Today's Papers

‘He Knows Where People Are’

Everybody leads with similar reports of scattered violence in the West Bank. Israeli tanks, personnel carriers, and armored bulldozers moved into Bethlehem, according to the New York Times. Israel also targeted the American-built headquarters of Palestinian security chief Jabril Rajoub outside Ramallah. The Palestinian response came in the form of a sniper attack and another suicide bombing, this one (the sixth in six days) in Jerusalem.

“We don’t believe we can keep them out,” said an Al Aqsa Martyrs Brigades member in Bethlehem’s Manger Square, in the Washington Post. “But we’re determined to put up the best fight we can.” The Los Angeles Times reports that Palestinians executed nine suspected collaborators before Israeli troops arrived in the West Bank towns of Tulkarm and Qalqilya. A 10th was killed in Bethlehem—a “very faithful informer” of the Israelis, according to the mayor (as quoted in the WP). Asked if the man had a trial, the mayor said, “He had a field trial.”

Jabril Rajoub was not at his headquarters when it was hit with Israeli tank and machine-gun fire, but he ordered the 400 men inside to resist, according to the Wall Street Journal. The LAT has an unconfirmed report that the 400 were desperately trying to escape the burning building.

In Jerusalem, a car bomb took the lives of both the driver and an Israeli policeman who had stopped the car, according to the WSJ. USA Today reports that the recent spate of Palestinian suicide bombings is an attempt by “disaffected loyalists” of Yasser Arafat to sabotage an intelligence accord with Israel that was to be signed last Wednesday. Under the agreement, brokered by Anthony Zinni, both sides would have revealed what their investigators uncovered about possible terrorist attacks.

Yesterday’s violence was not limited to the West Bank. In several Arab capitals, demonstrators clashed with police, the NYT reports. And Hezbollah guerrillas in Lebanon fired two rockets into northern Israel, according to the WSJ. “The rockets exploded harmlessly in fields.”

The WP reminds that Israel’s stated intention is to “uproot” the terrorist infrastructure under Arafat, rather than to reoccupy territory in the West Bank and Gaza Strip that was turned over to the Palestinians under the 1993 Oslo peace accords.

The NYT off-leads the criticism leveled at President Bush over his lack of diplomatic engagement in the Middle East. The critics “must not have been with me in Crawford when I was on the phone all morning long talking to world leaders,” Bush said Monday morning. But the Times points out that he has spoken to neither Arafat nor Sharon in recent days, “perhaps out of concern that his calls for restraint would be defied by both leaders.” Bush also hedged on the question of applying the “Bush doctrine,” which demands the ouster of any leader who sponsors or harbors terrorists, to Arafat. “Chairman Arafat has agreed to a peace process,” Bush said, deflecting the issue of whether Mr.
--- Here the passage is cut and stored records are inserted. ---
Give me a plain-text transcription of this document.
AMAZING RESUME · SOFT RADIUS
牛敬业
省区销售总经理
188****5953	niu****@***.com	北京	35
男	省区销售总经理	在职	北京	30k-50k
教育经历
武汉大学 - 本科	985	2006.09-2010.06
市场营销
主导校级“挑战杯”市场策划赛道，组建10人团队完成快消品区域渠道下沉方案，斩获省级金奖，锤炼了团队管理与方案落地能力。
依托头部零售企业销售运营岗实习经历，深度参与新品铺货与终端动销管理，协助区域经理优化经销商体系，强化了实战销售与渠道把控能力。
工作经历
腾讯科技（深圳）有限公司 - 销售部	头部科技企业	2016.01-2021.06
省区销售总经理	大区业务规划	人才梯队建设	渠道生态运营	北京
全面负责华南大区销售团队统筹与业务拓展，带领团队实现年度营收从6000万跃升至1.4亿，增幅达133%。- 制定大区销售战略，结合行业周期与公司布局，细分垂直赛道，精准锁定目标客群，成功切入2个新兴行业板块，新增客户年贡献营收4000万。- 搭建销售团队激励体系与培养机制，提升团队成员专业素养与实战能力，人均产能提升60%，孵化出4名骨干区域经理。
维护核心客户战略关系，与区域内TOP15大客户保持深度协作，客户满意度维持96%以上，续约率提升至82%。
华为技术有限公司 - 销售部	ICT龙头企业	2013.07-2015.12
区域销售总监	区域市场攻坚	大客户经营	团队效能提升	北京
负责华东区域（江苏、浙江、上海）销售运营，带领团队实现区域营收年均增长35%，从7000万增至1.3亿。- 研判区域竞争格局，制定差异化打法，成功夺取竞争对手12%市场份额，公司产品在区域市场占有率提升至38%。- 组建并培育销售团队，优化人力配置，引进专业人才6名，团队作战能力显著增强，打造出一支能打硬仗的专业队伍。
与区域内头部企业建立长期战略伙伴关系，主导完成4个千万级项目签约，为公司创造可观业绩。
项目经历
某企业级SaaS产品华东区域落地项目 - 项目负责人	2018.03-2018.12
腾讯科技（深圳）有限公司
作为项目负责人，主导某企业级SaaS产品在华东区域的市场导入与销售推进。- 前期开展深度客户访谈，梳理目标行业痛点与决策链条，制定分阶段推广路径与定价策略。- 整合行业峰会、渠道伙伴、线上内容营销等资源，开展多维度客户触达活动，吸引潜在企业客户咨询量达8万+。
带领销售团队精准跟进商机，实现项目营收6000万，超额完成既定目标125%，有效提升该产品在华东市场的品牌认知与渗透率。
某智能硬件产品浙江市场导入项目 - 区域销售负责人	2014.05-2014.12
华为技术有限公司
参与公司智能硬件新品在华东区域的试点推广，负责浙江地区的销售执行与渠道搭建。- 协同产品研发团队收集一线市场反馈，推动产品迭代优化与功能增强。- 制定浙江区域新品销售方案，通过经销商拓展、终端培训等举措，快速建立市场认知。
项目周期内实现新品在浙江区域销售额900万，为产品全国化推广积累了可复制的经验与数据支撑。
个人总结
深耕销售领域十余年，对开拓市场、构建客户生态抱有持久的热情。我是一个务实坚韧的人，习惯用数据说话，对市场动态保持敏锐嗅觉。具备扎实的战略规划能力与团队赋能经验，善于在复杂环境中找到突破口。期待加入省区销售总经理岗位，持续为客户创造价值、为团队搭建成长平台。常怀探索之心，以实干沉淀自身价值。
Arafat is encouraging terrorist acts.

A U.S. intelligence official calls Abu Zubeida, said to be one of Osama Bin Laden’s top deputies, a person “well worth catching,” the LAT reports under the headline “He Knows Where People Are” (also a quote from the official). The paper calls the capture of Zubeida “a rare success in the hunt for terrorists that forms the backdrop to the war in Afghanistan.” It will only be a success, however, if Zubeida sings and that’s still a question.

The Supreme Court has agreed to hear arguments on California’s “three strikes” law, according to the WP. The law requires a sentence of 25 years to life for a third felony conviction and that, opponents, say, constitutes cruel and unusual punishment. The injustice is most pronounced when the third felony—strike three—is relatively trivial, such as stealing $150 worth of videos from Kmart, which is what Leandro Andrade did. Usually considered a misdemeanor, prosecutors were able to treat the theft as a felony because of Andrade’s previous felony convictions. As a result, he will be eligible for parole in 2046, when he is 87.

The LAT fronts what it calls “the flip side of globalization”: U.S. jobs going overseas. The difference this time is that, in addition to manufacturing jobs, “the latest round of outsourcing also is hitting telephone operators, graphic designers, accountants and engineers.” China—a member of the World Trade Organization since December—is now among the countries benefiting from the flight. An AFL-CIO director says she hopes companies will feel “patriotic” and keep their jobs at home, while a CEO laments, “We’ve got to get the same amount of output, the same level of technology without spending as much capital,”

Finally, April Fool’s Day coincided with baseball’s opening day this year and 33,520 showed up at Fenway Park to cheer on their beloved Red Sox, speaking of cruel and unusual punishment. Ace Pedro Martinez, who has gained 15 pounds in an effort to avoid injury, gave up eight runs in three innings, but the Sox came back to take an 11-8 lead. And then they lost, 12-11. “If they want to panic, they can panic,” Martinez said afterward in the Boston Globe.